On Mon, 2021-01-11 at 17:11 +0000, John Garry wrote:
> On 11/01/2021 16:40, James Bottomley wrote:
> > > So initial sdev queue depth comes from cmd_per_lun by default or
> > > manually setting in the driver via scsi_change_queue_depth(). It
> > > seems to me that some drivers are not setting this optimally, as
> > > above.
> > > 
> > > Thoughts on guidance for setting sdev queue depth? Could blk-mq
> > > changed this behavior?
> 
> Hi James,
> 
> > In general, for spinning rust, you want the minimum queue depth
> > possible for keeping the device active because merging is a very
> > important performance enhancement and once the drive is fully
> > occupied simply sending more tags won't improve latency.  We used
> > to recommend a depth of about 4 for this reason.  A co-operative
> > device can help you find the optimal by returning QUEUE_FULL when
> > it's fully occupied so we have a mechanism to track the queue full
> > returns and change the depth interactively.
> > 
> > For high iops devices, these considerations went out of the window
> > and it's generally assumed (without varying evidence) the more tags
> > the better. 
> 
> For this case, it seems the opposite - less is more. And I seem to
> be hitting closer to the sweet spot there, with more merges.

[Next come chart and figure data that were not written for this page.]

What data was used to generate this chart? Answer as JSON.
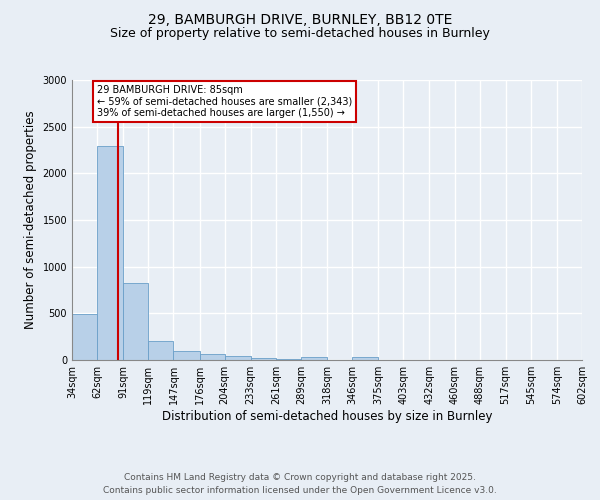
{
  "title_line1": "29, BAMBURGH DRIVE, BURNLEY, BB12 0TE",
  "title_line2": "Size of property relative to semi-detached houses in Burnley",
  "xlabel": "Distribution of semi-detached houses by size in Burnley",
  "ylabel": "Number of semi-detached properties",
  "bar_color": "#b8d0e8",
  "bar_edge_color": "#6a9fc8",
  "bar_left_edges": [
    34,
    62,
    91,
    119,
    147,
    176,
    204,
    233,
    261,
    289,
    318,
    346,
    375,
    403,
    432,
    460,
    488,
    517,
    545,
    574
  ],
  "bar_widths": [
    28,
    29,
    28,
    28,
    29,
    28,
    29,
    28,
    28,
    29,
    28,
    29,
    28,
    29,
    28,
    28,
    29,
    28,
    29,
    28
  ],
  "bar_heights": [
    495,
    2290,
    830,
    205,
    95,
    65,
    45,
    25,
    15,
    35,
    0,
    30,
    0,
    0,
    0,
    0,
    0,
    0,
    0,
    0
  ],
  "x_tick_labels": [
    "34sqm",
    "62sqm",
    "91sqm",
    "119sqm",
    "147sqm",
    "176sqm",
    "204sqm",
    "233sqm",
    "261sqm",
    "289sqm",
    "318sqm",
    "346sqm",
    "375sqm",
    "403sqm",
    "432sqm",
    "460sqm",
    "488sqm",
    "517sqm",
    "545sqm",
    "574sqm",
    "602sqm"
  ],
  "x_tick_positions": [
    34,
    62,
    91,
    119,
    147,
    176,
    204,
    233,
    261,
    289,
    318,
    346,
    375,
    403,
    432,
    460,
    488,
    517,
    545,
    574,
    602
  ],
  "ylim": [
    0,
    3000
  ],
  "yticks": [
    0,
    500,
    1000,
    1500,
    2000,
    2500,
    3000
  ],
  "property_size": 85,
  "red_line_color": "#cc0000",
  "annotation_text": "29 BAMBURGH DRIVE: 85sqm\n← 59% of semi-detached houses are smaller (2,343)\n39% of semi-detached houses are larger (1,550) →",
  "annotation_box_color": "#ffffff",
  "annotation_box_edge": "#cc0000",
  "footer_text": "Contains HM Land Registry data © Crown copyright and database right 2025.\nContains public sector information licensed under the Open Government Licence v3.0.",
  "background_color": "#e8eef5",
  "grid_color": "#ffffff",
  "title_fontsize": 10,
  "subtitle_fontsize": 9,
  "tick_fontsize": 7,
  "axis_label_fontsize": 8.5,
  "footer_fontsize": 6.5
}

I think cheaper SSDs have a write latency problem due to erase block
issues.  I suspect all SSDs have a channel problem in that there's a
certain number of parallel channels and once you go over that number
they can't actually work on any more operations even if they can queue
them.  For cheaper (as in fewer channels, and less spare erased block
capacity) SSDs there will be a benefit to reducing the depth to some
multiplier of the channels (I'd guess 2-4 as the multiplier).  When
SSDs become write throttled, there may be less benefit to us queueing
in the block layer (merging produces bigger packets with lower
overhead, but the erase block consumption will remain the same).

For the record, the internet thinks that cheap SSDs have 2-4 channels,
so that would argue a tag depth somewhere from 4-16

> > SSDs have a peculiar lifetime problem in that when they get
> > erase block starved they start behaving more like spinning rust in
> > that they reach a processing limit but only for writes, so lowering
> > the write queue depth (which we don't even have a knob for) might
> > be a good solution.  Trying to track the erase block problem has
> > been a constant bugbear.
> 
> I am only doing read performance test here, and the disks are SAS3.0 
> SSDs HUSMM1640ASS204, so not exactly slow.

Possibly ... the stats on most manufacturer SSDs don't give you
information about the channels or spare erase blocks.

> > I'm assuming you're using spinning rust in the above, so it sounds
> > like the firmware in the card might be eating the queue full
> > returns.  Icould see this happening in RAID mode, but it shouldn't
> > happen in jbod mode.
> 
> Not sure on that, but I didn't check too much. I did try to increase
> fio queue depth and sdev queue depth to be very large to clobber the
> disks, but still nothing.

If it's an SSD it's likely not giving the queue full you'd need to get
the mid-layer to throttle automatically.

James